Нянечки (вернее, медсестры) приносят мне моего сына, и я два часа сижу с ним на руках, глажу его, перебираю скрюченные из-за церебрального паралича пальчики и пою песни, хотя он их не слышит. Каждые полчаса его забирают, чтобы санировать — убрать страшно хлюпающую в его трахеостоме слюну. Подруга проходит дальше -ее сына никуда вынести нельзя, потому что он уже несколько месяцев на аппарате искусственной вентиляции легких. Она принесла ему красивый фольгированный воздушный шар с надписью «С днем рождения!», несмотря на то, что увидеть подарок он не может. Когда время посещений заканчивается, мы оставляем своих детей на попечение медицинского персонала, записываем, что нужно привезти к следующему свиданию (пора менять гастростомическую трубку, а еще эпилептолог выписал новое противосудорожное) и разъезжаемся по домам.

Знаете, есть такой режиссерский ход — когда фильм начинается с какой-то странной экшен-сцены, вдруг картинка замирает и закадровый голос главного героя говорит: как я дошел до такой жизни, спросите вы? Вот и я иногда так замираю и спрашиваю сама себя. Как и большинство людей, я раньше ничего не знала о психоневрологических детских домах и интернатах. Только с содроганием представляла, как это бывает: асоциальная мать-алкоголичка по беременности нигде не наблюдается, рожает ненужного ей ребенка и оставляет на улице, его находят и определяют в ПНИ, потому что, конечно, здоровым в таких обстоятельствах родиться непросто. Да, очень грустно, но в моем мире — мире интеллигентных людей с высшим образованием и хорошим достатком, ведущих здоровый образ жизни и готовящихся к рождению детей со всей возможной ответственностью — такого не происходит. И сама я как героиня Булычева — девочка, с которой ничего не случится. Однако бывает так, что твой мир переворачивается с ног на голову, и в нем появляются реанимации, хосписы, ПНИ, тяжелобольные дети и их родители -каждый со своей историей.

У Саши — «генетика», причем не какая-то выявляемая на УЗИ патология вроде синдрома Дауна, а неизвестная науке поломка, которую до сих пор не могут найти. У Тани — глубокая недоношенность, массивный инсульт на третьи сутки жизни. Миша родился с нулем баллов по шкале Апгар (то есть мертвым) из-за врачебной ошибки, его смогли реанимировать, но мозг оказался необратимо поврежден. У нас с сыном история похожая, только вины врачей в ней нет, сколько я ее ни искала. Говорят — просто так бывает, просто вам не повезло. То, что рождение ребенка — это лотерея, я тоже раньше не знала. Причем она не беспроигрышная.

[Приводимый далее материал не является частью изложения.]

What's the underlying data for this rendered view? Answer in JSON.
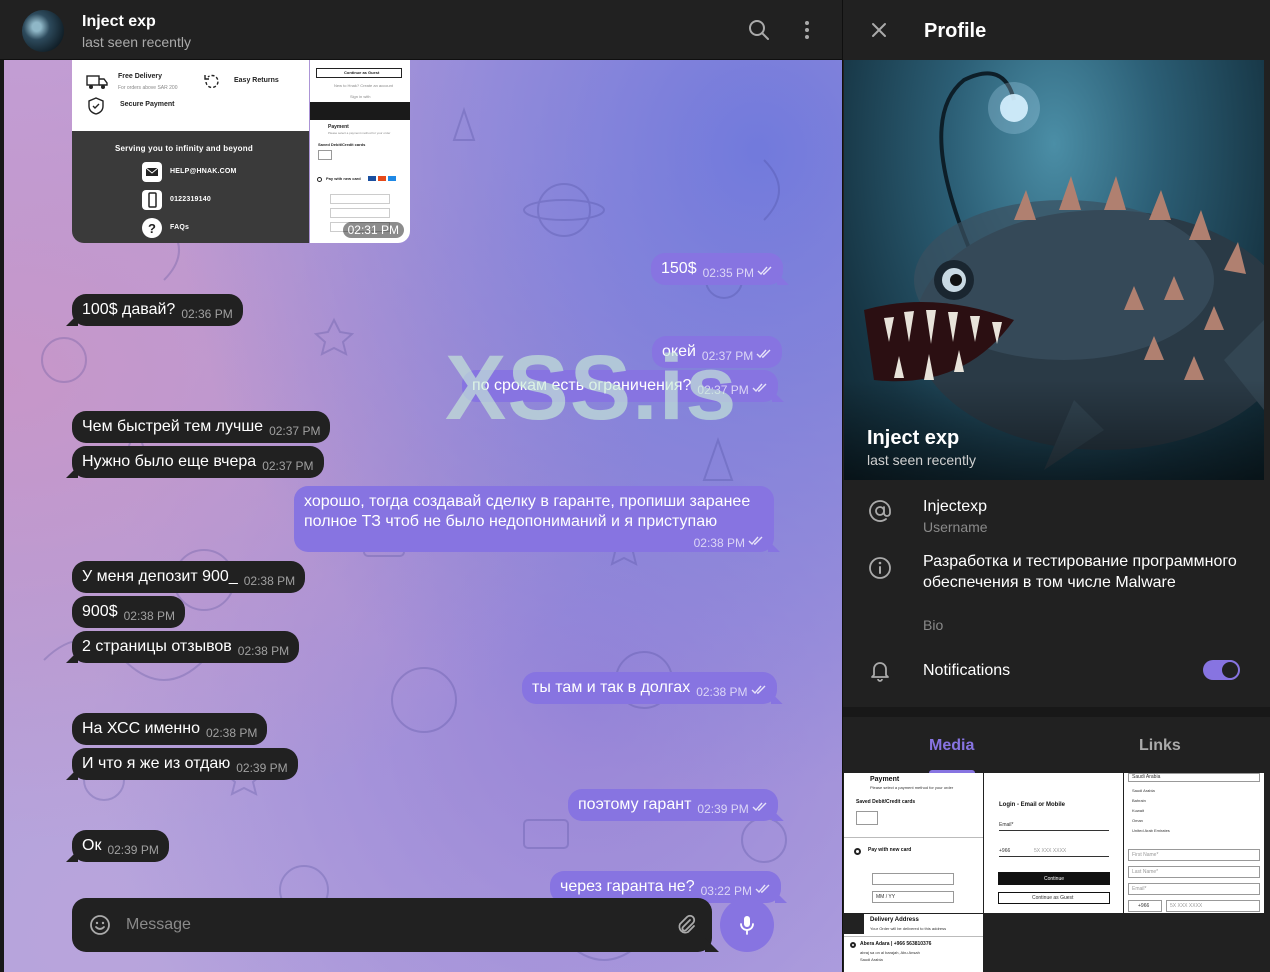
{
  "chat": {
    "title": "Inject exp",
    "status": "last seen recently",
    "watermark": "XSS.is",
    "shared_image": {
      "free_delivery": "Free Delivery",
      "free_delivery_sub": "For orders above SAR 200",
      "easy_returns": "Easy Returns",
      "secure_payment": "Secure Payment",
      "tagline": "Serving you to infinity and beyond",
      "email": "HELP@HNAK.COM",
      "phone": "0122319140",
      "faqs": "FAQs",
      "continue_guest": "Continue as Guest",
      "new_to_hnak": "New to Hnak? Create an account",
      "sign_in": "Sign in with",
      "payment": "Payment",
      "payment_sub": "Please select a payment method for your order",
      "saved_cards": "Saved Debit/Credit cards",
      "pay_new_card": "Pay with new card",
      "time": "02:31 PM"
    },
    "messages": [
      {
        "text": "150$",
        "time": "02:35 PM",
        "dir": "out"
      },
      {
        "text": "100$ давай?",
        "time": "02:36 PM",
        "dir": "in"
      },
      {
        "text": "окей",
        "time": "02:37 PM",
        "dir": "out"
      },
      {
        "text": "по срокам есть ограничения?",
        "time": "02:37 PM",
        "dir": "out"
      },
      {
        "text": "Чем быстрей тем лучше",
        "time": "02:37 PM",
        "dir": "in"
      },
      {
        "text": "Нужно было еще вчера",
        "time": "02:37 PM",
        "dir": "in"
      },
      {
        "text": "хорошо, тогда создавай сделку в гаранте, пропиши заранее полное ТЗ чтоб не было недопониманий и я приступаю",
        "time": "02:38 PM",
        "dir": "out"
      },
      {
        "text": "У меня депозит 900_",
        "time": "02:38 PM",
        "dir": "in"
      },
      {
        "text": "900$",
        "time": "02:38 PM",
        "dir": "in"
      },
      {
        "text": "2 страницы отзывов",
        "time": "02:38 PM",
        "dir": "in"
      },
      {
        "text": "ты там и так в долгах",
        "time": "02:38 PM",
        "dir": "out"
      },
      {
        "text": "На ХСС именно",
        "time": "02:38 PM",
        "dir": "in"
      },
      {
        "text": "И что я же из отдаю",
        "time": "02:39 PM",
        "dir": "in"
      },
      {
        "text": "поэтому гарант",
        "time": "02:39 PM",
        "dir": "out"
      },
      {
        "text": "Ок",
        "time": "02:39 PM",
        "dir": "in"
      },
      {
        "text": "через гаранта не?",
        "time": "03:22 PM",
        "dir": "out"
      }
    ],
    "composer": {
      "placeholder": "Message"
    }
  },
  "profile": {
    "title": "Profile",
    "name": "Inject exp",
    "status": "last seen recently",
    "username": "Injectexp",
    "username_label": "Username",
    "bio": "Разработка и тестирование программного обеспечения в том числе Malware",
    "bio_label": "Bio",
    "notifications_label": "Notifications",
    "notifications_on": true,
    "tabs": [
      "Media",
      "Links"
    ],
    "active_tab": "Media",
    "thumbs": {
      "t1_title": "Payment",
      "t1_sub": "Please select a payment method for your order",
      "t1_saved": "Saved Debit/Credit cards",
      "t1_new": "Pay with new card",
      "t1_mm": "MM / YY",
      "t2_title": "Login - Email or Mobile",
      "t2_email": "Email*",
      "t2_code": "+966",
      "t2_phone": "5X XXX XXXX",
      "t2_continue": "Continue",
      "t2_guest": "Continue as Guest",
      "t3_country": "Saudi Arabia",
      "t3_opts": [
        "Saudi Arabia",
        "Bahrain",
        "Kuwait",
        "Oman",
        "United Arab Emirates"
      ],
      "t3_first": "First Name*",
      "t3_last": "Last Name*",
      "t3_email": "Email*",
      "t3_code": "+966",
      "t3_phone": "5X XXX XXXX",
      "t4_title": "Delivery Address",
      "t4_sub": "Your Order will be delivered to this address",
      "t4_addr": "Abera Adara | +966 563810376",
      "t4_line2": "abraj sa on al barajah, Abu Ansah",
      "t4_line3": "Saudi Arabia"
    }
  },
  "colors": {
    "accent": "#8774e1",
    "bubble_in": "#212121",
    "panel": "#212121"
  }
}
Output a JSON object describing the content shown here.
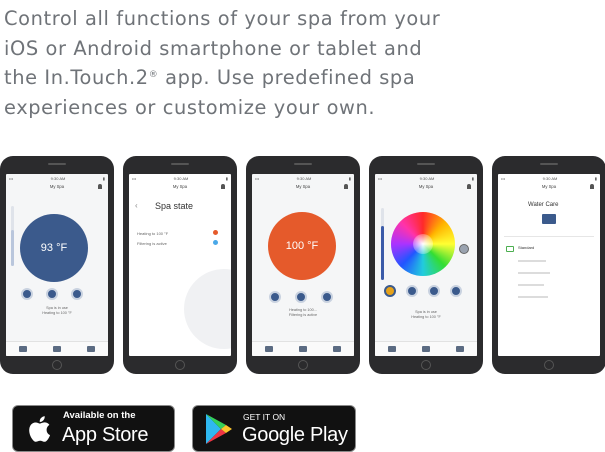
{
  "intro": {
    "line1": "Control all functions of your spa from your",
    "line2": "iOS or Android smartphone or tablet and",
    "line3_prefix": "the In.Touch.2",
    "line3_reg": "®",
    "line3_suffix": " app. Use predefined spa",
    "line4": "experiences or customize your own."
  },
  "phones": [
    {
      "screen": "my-spa-temperature",
      "nav_title": "My Spa",
      "temp": "93 °F",
      "caption1": "Spa is in use",
      "caption2": "Heating to 100 °F",
      "temp_level": 0.6
    },
    {
      "screen": "spa-state",
      "nav_title": "My Spa",
      "title": "Spa state",
      "row1": "Heating to 100 °F",
      "row2": "Filtering is active"
    },
    {
      "screen": "my-spa-heating",
      "nav_title": "My Spa",
      "temp": "100 °F",
      "caption1": "Heating to 100...",
      "caption2": "Filtering is active"
    },
    {
      "screen": "lights",
      "nav_title": "My Spa",
      "caption1": "Spa is in use",
      "caption2": "Heating to 100 °F",
      "brightness_level": 0.75
    },
    {
      "screen": "water-care",
      "nav_title": "My Spa",
      "title": "Water Care",
      "selected": "Standard"
    }
  ],
  "status_time": "9:30 AM",
  "app_store": {
    "small": "Available on the",
    "big": "App Store"
  },
  "google_play": {
    "small": "GET IT ON",
    "big": "Google Play"
  },
  "colors": {
    "spa_blue": "#3b5a8c",
    "heat_orange": "#e55a2b",
    "badge_bg": "#111111",
    "body_text": "#6f7378"
  },
  "icons": [
    "apple-logo-icon",
    "google-play-logo-icon"
  ]
}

Один гинеколог сообщил мне печальную статистику: по официальным данным в России восемь процентов детей умирает незадолго до родов, в родах или вскоре после них. У меня, честно говоря, от такой статистики глаза на лоб полезли. Это что, каждый двенадцатый? Да не может быть. Ни у кого из моих знакомых такого не было, у всех прекрасные, здоровые, живые дети! Но, как выяснилось, и в моем окружении подобные катастрофы случались, просто говорить об этом не принято. Или не хочется вспоминать. Или глубоко больной ребенок оказался в ПНИ, и родители, боясь осуждения, скрывают сам факт его существования.

И я их понимаю — сама того же боюсь. Eсть такой неофициальный термин — «невидимая инвалидность». То есть человек имеет значительные ограничения по здоровью, но внешне они не очень заметны — так бывает, например, у онкобольных, у людей с пересаженными органами или шизофренией. Дети, живущие в психоневрологических учреждениях, как правило, заметно инва-лидизированы — у них выраженные двигательные нарушения, они сами не ходят, имеют дефекты внешности (например, микроцефалию), не говоря уж о тех, кто питается через гастростомическую трубку или пожизненно привязан к аппарату ИВЛ. Но мне кажется, что и подопечных ПНИ можно назвать невидимыми инвалидами — потому что мы буквально их не видим.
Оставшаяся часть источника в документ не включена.